Much against the advice of her minders, Ayaan insisted on
taking a walk. “They will know it's you, and then there's bound to be trouble,” said the chief minder. He was right about the first part. No sooner had we stepped out of the car than heads appeared at several windows hastily phoning friends and neighbors to spread the word of our presence. Security men in blazers looked nervously about, chattering on their phones. Whichever way the slim figure of Ayaan Hirsi Ali went, she was shadowed by her entourage of bodyguards, a spectacle that no doubt attracted far more attention than if she had been there alone.

Ayaan had really wanted to go to England, but the longer she stayed in Holland, the more she wished to make her life there. Her aim was to learn the language as quickly as she could and study politics. Like Ellian, she wanted to unravel the mystery of a society at peace. Coming from a continent of almost perpetual violence, she wanted to know how a people could live freely without murdering one another. But first she had to fight against the strictures of Dutch bureaucracy. Instead of allowing her to take Dutch language classes, they wanted to get her jobs for which she was unsuited, jobs that required no language ability but a large tolerance for boredom. The government would pay for vocational training so she could be some kind of clerk. She felt that welfare agencies and social workers were stifling her ambition.

For a while, she lived near the dish city in Ede with another
Somali woman and worked in a factory. But this was not getting her anywhere either. So she advertised for a Dutch language teacher at a local church. Her request was answered by a married couple, high school teachers, who eventually took her into their home, where she learned not only the language, but the manners, customs, habits, and traditions of the Dutch middle class. Theirs was an orderly household, a microcosm of the country Ayaan had first encountered, both much stuffier and much freer than Kenya, its egalitarianism and individual liberties bound to strict, even rigid rules. Family dinners started promptly at six, appointments had to be kept precisely on time, household chores had to be equally shared.

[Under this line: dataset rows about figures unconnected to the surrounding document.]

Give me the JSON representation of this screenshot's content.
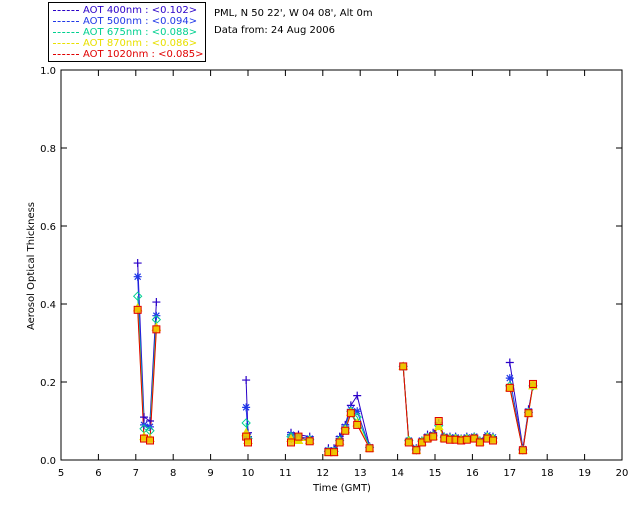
{
  "header": {
    "location": "PML, N 50 22', W 04 08', Alt 0m",
    "date_line": "Data from: 24 Aug 2006"
  },
  "legend": [
    {
      "label": "AOT  400nm : <0.102>",
      "color": "#2a00c8"
    },
    {
      "label": "AOT  500nm : <0.094>",
      "color": "#2038e8"
    },
    {
      "label": "AOT  675nm : <0.088>",
      "color": "#00d090"
    },
    {
      "label": "AOT  870nm : <0.086>",
      "color": "#e8e000"
    },
    {
      "label": "AOT 1020nm : <0.085>",
      "color": "#e00000"
    }
  ],
  "chart_data": {
    "type": "scatter",
    "xlabel": "Time (GMT)",
    "ylabel": "Aerosol Optical Thickness",
    "xlim": [
      5,
      20
    ],
    "ylim": [
      0.0,
      1.0
    ],
    "xticks": [
      "5",
      "6",
      "7",
      "8",
      "9",
      "10",
      "11",
      "12",
      "13",
      "14",
      "15",
      "16",
      "17",
      "18",
      "19",
      "20"
    ],
    "yticks": [
      "0.0",
      "0.2",
      "0.4",
      "0.6",
      "0.8",
      "1.0"
    ],
    "x": [
      7.05,
      7.22,
      7.38,
      7.55,
      9.95,
      10.0,
      11.15,
      11.35,
      11.65,
      12.15,
      12.3,
      12.45,
      12.6,
      12.75,
      12.92,
      13.25,
      14.15,
      14.3,
      14.5,
      14.65,
      14.8,
      14.95,
      15.1,
      15.25,
      15.4,
      15.55,
      15.7,
      15.85,
      16.05,
      16.2,
      16.4,
      16.55,
      17.0,
      17.35,
      17.5,
      17.62
    ],
    "series": [
      {
        "name": "AOT  400nm : <0.102>",
        "color": "#2a00c8",
        "marker": "plus",
        "values": [
          0.505,
          0.11,
          0.1,
          0.405,
          0.205,
          0.07,
          0.07,
          0.065,
          0.06,
          0.03,
          0.03,
          0.06,
          0.09,
          0.14,
          0.165,
          0.035,
          0.24,
          0.05,
          0.03,
          0.05,
          0.065,
          0.07,
          0.095,
          0.06,
          0.06,
          0.06,
          0.055,
          0.06,
          0.06,
          0.05,
          0.065,
          0.06,
          0.25,
          0.03,
          0.13,
          0.19
        ]
      },
      {
        "name": "AOT  500nm : <0.094>",
        "color": "#2038e8",
        "marker": "star",
        "values": [
          0.47,
          0.09,
          0.085,
          0.37,
          0.135,
          0.06,
          0.065,
          0.06,
          0.055,
          0.025,
          0.025,
          0.055,
          0.085,
          0.13,
          0.125,
          0.033,
          0.24,
          0.05,
          0.028,
          0.05,
          0.06,
          0.065,
          0.09,
          0.06,
          0.058,
          0.058,
          0.055,
          0.058,
          0.06,
          0.05,
          0.063,
          0.058,
          0.21,
          0.028,
          0.125,
          0.19
        ]
      },
      {
        "name": "AOT  675nm : <0.088>",
        "color": "#00d090",
        "marker": "diamond",
        "values": [
          0.42,
          0.08,
          0.075,
          0.36,
          0.095,
          0.055,
          0.06,
          0.055,
          0.052,
          0.022,
          0.022,
          0.05,
          0.08,
          0.125,
          0.11,
          0.032,
          0.24,
          0.05,
          0.026,
          0.048,
          0.058,
          0.062,
          0.088,
          0.058,
          0.056,
          0.056,
          0.053,
          0.056,
          0.058,
          0.048,
          0.06,
          0.056,
          0.19,
          0.026,
          0.122,
          0.19
        ]
      },
      {
        "name": "AOT  870nm : <0.086>",
        "color": "#e8e000",
        "marker": "triangle",
        "values": [
          0.39,
          0.06,
          0.055,
          0.34,
          0.07,
          0.05,
          0.055,
          0.05,
          0.05,
          0.02,
          0.02,
          0.048,
          0.078,
          0.122,
          0.095,
          0.03,
          0.24,
          0.048,
          0.025,
          0.046,
          0.056,
          0.06,
          0.086,
          0.056,
          0.054,
          0.054,
          0.052,
          0.054,
          0.056,
          0.046,
          0.058,
          0.054,
          0.185,
          0.025,
          0.12,
          0.19
        ]
      },
      {
        "name": "AOT 1020nm : <0.085>",
        "color": "#e00000",
        "marker": "square",
        "values": [
          0.385,
          0.055,
          0.05,
          0.335,
          0.06,
          0.045,
          0.045,
          0.06,
          0.048,
          0.02,
          0.02,
          0.045,
          0.075,
          0.12,
          0.09,
          0.03,
          0.24,
          0.045,
          0.025,
          0.045,
          0.055,
          0.06,
          0.1,
          0.055,
          0.052,
          0.052,
          0.05,
          0.052,
          0.055,
          0.045,
          0.055,
          0.05,
          0.185,
          0.025,
          0.12,
          0.195
        ]
      }
    ]
  }
}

It was a slow and rocky process, and assimilation was far from complete. But Ayaan did learn to speak perfect Dutch. She still calls her teacher, a friendly woman in her late forties, “my Dutch mother.” After the minders had checked the area for safety, we dropped by for a cup of coffee. It was a neat and orderly house, with nothing casual or slapdash about it. Everything had its place. A sponge cake was cut into perfect little slices, and the coffee was brewed just right. Both husband and wife made it clear to me that they didn't wish to be identified, for they were “afraid of reprisals, especially after the death of Theo van Gogh.” Did they really think they were in any danger just because they had taught
Ayaan Hirsi Ali to speak Dutch? “I'm angry about this myself,” replied the husband, a trim man with close-cropped hair and light blue eyes, “but that's the way it is. There are many Moroccans in Ede, and they can be quite aggressive. You've heard how they cheered on 9/11?”